Updated on January 29, 2010

A deed, in law, is a signed writing that immediately transfers ownership of land. Such a transfer is a conveyance. Ownership of land means having the legal or equitable title to real property. The transfer must be made between existing persons, the grantor transferring to the grantee.

What Distinguishes a Deed

A deed immediately and irrevocably conveys the grantor's ownership of real property at the time of the deed's execution and delivery to the grantee, even though the grantee's possession of the land may be deferred. Also, a deed conveys land regardless of whether the conveyance is for a consideration (something given in return, such as the purchase price) or is made gratuitously.

Transferring by deed is not the only method of transferring ownership of land. Another method is by operation of law: for example, adverse possession, the exclusive, continuous, well-known occupation of land, without permission of the owner, for a designated statutory period. Still another method of transfer is by will. A real property mortgage, however, today generally does not transfer ownership of land but rather is a nonpossessory lien- that is, a security interest-in land. A "deed of trust," or trust deed, is a writing similar in form to a deed, purporting to convey title to a trustee to hold as security and to sell if the debtor defaults. However, this is not a deed but is treated as a mortgage. Likewise, a contract to convey ownership of land is not a deed because it is executory (that is, it does not make a present conveyance); it contemplates a deed later. Generally, the intention of the parties as expressed in the writing, particularly that of the grantor, determines its nature and legal effect as a deed.

Kinds of Deed

A quitclaim deed releases and conveys whatever interest in the land the grantor may have in order to clear the title; it does not contain any covenants or warranties. A bargain and sale deed conveys title for a consideration, which need not be stated in the deed; it does not contain any covenants or warranties. A warranty deed conveys title and contains covenants and warranties by the grantor.

Contents of a Deed

A deed need not be in a particular form, unless otherwise prescribed by statute. However, it must manifest an intention to make a present conveyance of specific land to a named grantee and be signed by the grantor. The grantor may sign personally or by delegating a third person, usually authorized in writing, to do so. He may adopt any signature as his own and may ratify an unauthorized imitation or reproduction of his signature. His seal is not generally required. A written certificate of acknowledgment, signed by a public officer authorized to take acknowledgments, should immediately follow on the deed; this authenticates the deed, and many states require it for recording a deed.

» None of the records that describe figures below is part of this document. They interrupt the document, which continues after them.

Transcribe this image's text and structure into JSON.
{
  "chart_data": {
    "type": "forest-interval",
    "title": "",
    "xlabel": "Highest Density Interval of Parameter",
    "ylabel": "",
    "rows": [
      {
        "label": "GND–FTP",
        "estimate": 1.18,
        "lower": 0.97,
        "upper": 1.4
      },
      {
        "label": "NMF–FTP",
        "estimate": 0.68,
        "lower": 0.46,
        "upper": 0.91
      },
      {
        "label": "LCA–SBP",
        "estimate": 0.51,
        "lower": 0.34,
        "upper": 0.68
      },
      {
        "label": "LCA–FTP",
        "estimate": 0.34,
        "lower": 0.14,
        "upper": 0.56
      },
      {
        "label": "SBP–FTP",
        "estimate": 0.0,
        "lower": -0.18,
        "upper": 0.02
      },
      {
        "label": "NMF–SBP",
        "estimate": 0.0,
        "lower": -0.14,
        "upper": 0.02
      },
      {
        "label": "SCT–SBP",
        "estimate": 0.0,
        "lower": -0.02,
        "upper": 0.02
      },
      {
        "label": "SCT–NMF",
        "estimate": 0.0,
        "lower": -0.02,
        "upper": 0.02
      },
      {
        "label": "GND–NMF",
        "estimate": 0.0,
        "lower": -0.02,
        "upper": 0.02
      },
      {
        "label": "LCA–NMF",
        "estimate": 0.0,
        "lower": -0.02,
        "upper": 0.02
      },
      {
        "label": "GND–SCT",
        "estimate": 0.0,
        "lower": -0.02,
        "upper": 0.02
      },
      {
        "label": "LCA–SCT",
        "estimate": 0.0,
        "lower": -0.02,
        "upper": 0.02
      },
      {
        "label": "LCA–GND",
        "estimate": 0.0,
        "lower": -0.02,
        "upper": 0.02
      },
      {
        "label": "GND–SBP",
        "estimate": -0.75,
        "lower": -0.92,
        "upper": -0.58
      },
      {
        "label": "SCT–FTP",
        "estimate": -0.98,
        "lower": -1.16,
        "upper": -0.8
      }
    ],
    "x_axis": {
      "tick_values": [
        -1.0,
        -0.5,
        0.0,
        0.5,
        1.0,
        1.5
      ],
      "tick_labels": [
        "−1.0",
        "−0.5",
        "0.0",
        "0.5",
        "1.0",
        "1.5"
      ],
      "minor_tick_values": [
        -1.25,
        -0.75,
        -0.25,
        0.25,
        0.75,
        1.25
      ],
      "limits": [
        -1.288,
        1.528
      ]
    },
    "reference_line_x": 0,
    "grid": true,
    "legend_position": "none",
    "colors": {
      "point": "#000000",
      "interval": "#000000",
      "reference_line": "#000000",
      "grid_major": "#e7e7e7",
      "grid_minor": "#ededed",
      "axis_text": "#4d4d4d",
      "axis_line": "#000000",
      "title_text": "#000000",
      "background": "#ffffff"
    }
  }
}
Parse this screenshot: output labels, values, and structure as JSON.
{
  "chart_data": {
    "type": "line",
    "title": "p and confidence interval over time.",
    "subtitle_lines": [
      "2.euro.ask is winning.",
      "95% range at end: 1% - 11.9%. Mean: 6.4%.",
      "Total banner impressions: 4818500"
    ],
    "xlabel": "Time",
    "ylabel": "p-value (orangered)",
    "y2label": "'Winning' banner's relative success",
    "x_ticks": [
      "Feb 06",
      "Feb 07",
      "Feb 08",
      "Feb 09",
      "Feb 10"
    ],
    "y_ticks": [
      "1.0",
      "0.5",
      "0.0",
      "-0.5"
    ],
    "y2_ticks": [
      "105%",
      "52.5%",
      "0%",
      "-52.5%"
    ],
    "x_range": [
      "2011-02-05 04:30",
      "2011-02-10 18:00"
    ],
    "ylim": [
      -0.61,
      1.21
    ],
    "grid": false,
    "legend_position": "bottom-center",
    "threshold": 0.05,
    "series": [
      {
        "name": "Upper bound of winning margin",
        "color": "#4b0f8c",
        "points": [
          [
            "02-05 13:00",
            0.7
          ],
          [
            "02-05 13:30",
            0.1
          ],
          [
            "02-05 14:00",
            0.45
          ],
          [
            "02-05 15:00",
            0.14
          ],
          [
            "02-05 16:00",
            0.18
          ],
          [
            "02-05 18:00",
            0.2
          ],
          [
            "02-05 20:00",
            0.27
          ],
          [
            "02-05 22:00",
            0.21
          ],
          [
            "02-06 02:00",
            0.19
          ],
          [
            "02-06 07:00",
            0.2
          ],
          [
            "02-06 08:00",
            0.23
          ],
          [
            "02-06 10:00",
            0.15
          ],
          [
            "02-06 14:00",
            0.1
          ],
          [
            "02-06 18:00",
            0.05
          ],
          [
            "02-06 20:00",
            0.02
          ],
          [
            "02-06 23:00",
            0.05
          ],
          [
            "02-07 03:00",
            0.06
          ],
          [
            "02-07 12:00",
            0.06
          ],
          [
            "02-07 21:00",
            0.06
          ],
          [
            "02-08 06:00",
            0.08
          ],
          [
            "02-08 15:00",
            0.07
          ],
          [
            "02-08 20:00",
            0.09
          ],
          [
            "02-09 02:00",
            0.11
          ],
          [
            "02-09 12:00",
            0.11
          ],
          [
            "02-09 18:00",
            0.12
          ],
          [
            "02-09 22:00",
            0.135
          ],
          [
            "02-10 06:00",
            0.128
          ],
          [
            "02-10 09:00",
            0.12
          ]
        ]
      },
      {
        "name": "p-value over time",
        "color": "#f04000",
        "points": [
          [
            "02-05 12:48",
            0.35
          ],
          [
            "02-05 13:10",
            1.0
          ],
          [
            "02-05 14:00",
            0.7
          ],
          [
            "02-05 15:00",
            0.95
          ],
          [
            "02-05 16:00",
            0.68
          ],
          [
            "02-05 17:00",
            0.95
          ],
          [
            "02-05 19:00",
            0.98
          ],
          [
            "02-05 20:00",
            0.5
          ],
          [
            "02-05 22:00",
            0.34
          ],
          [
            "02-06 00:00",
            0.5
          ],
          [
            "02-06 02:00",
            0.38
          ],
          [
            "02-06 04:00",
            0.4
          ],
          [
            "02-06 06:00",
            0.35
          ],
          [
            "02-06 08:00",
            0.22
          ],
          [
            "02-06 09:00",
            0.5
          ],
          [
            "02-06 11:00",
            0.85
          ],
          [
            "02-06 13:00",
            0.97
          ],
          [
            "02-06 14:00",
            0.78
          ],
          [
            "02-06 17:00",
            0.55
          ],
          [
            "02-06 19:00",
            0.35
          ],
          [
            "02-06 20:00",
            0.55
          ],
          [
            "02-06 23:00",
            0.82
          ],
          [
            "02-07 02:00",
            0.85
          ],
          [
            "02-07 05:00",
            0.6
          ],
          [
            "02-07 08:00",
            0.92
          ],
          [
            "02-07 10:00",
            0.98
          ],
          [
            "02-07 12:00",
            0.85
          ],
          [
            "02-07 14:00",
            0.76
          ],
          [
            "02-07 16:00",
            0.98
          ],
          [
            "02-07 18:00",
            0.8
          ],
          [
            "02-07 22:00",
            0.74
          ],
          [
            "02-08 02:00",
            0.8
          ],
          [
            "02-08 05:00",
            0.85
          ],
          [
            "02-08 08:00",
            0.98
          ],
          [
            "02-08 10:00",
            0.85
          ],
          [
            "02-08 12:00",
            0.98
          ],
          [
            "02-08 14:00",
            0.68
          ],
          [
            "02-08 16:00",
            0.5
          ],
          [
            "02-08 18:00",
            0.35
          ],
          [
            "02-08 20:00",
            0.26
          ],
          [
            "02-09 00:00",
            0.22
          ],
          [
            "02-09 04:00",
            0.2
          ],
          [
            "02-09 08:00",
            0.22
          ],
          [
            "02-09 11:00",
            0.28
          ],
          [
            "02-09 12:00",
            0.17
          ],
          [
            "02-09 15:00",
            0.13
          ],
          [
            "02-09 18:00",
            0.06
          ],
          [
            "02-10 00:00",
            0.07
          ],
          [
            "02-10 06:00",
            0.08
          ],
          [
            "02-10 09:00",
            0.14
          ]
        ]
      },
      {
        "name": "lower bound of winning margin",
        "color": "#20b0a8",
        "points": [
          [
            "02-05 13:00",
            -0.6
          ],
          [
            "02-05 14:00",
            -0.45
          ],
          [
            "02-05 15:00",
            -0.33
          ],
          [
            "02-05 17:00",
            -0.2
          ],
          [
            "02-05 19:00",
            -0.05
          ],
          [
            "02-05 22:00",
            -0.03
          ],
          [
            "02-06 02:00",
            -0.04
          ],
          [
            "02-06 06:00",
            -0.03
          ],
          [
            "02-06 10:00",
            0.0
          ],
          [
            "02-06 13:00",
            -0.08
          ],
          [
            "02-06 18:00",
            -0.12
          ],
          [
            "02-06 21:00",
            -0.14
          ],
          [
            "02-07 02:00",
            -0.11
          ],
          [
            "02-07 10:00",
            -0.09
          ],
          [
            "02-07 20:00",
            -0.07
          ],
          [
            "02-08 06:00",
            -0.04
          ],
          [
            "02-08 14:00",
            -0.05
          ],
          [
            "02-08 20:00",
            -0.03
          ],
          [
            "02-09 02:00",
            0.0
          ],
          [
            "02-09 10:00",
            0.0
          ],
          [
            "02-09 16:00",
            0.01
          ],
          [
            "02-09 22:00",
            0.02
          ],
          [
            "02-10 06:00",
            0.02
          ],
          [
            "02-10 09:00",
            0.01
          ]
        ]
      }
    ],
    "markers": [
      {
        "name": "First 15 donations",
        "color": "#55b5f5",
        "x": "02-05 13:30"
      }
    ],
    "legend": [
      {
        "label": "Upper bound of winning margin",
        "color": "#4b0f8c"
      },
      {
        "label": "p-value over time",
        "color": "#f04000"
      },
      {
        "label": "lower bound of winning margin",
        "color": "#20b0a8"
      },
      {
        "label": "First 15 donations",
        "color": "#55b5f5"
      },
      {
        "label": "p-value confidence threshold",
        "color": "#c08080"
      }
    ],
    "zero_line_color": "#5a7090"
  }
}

A deed need not be recorded in the proper public office to be valid and operative between the grantor and grantee. However, recording of the deed is necessary to protect the grantee's title as against third persons innocent of the deed- for example, subsequent purchasers of the land from, or creditors of, the recorded owner. Also, the absence of required revenue stamps on a deed does not invalidate it.

Delivery

For the writing to be a conveyance and a deed, the grantor must deliver it to the grantee, who must accept it. His delivery to a third person for delivery to the grantee unconditionally and immediately on the expiration of a specified time, or on the occurrence of an event certain to happen, is an absolute delivery and a conveyance. If the third person is to deliver the writing to the grantee only on the occurrence of a condition, such as payment, it is a delivery in escrow and therefore not an absolute delivery; the writing is not a deed, and the grantor is entitled to its return on failure of fulfillment of the condition.

Validity

Generally, if the grantee acquires a deed by fraudulent inducement, duress, coercion, or undue influence on the grantor, the deed is voidable at the grantor's discretion and reclaimable by him. However, an innocent purchaser for value of the land from the grantee prior to the grantor's avoiding of the deed acquires legal title to the land.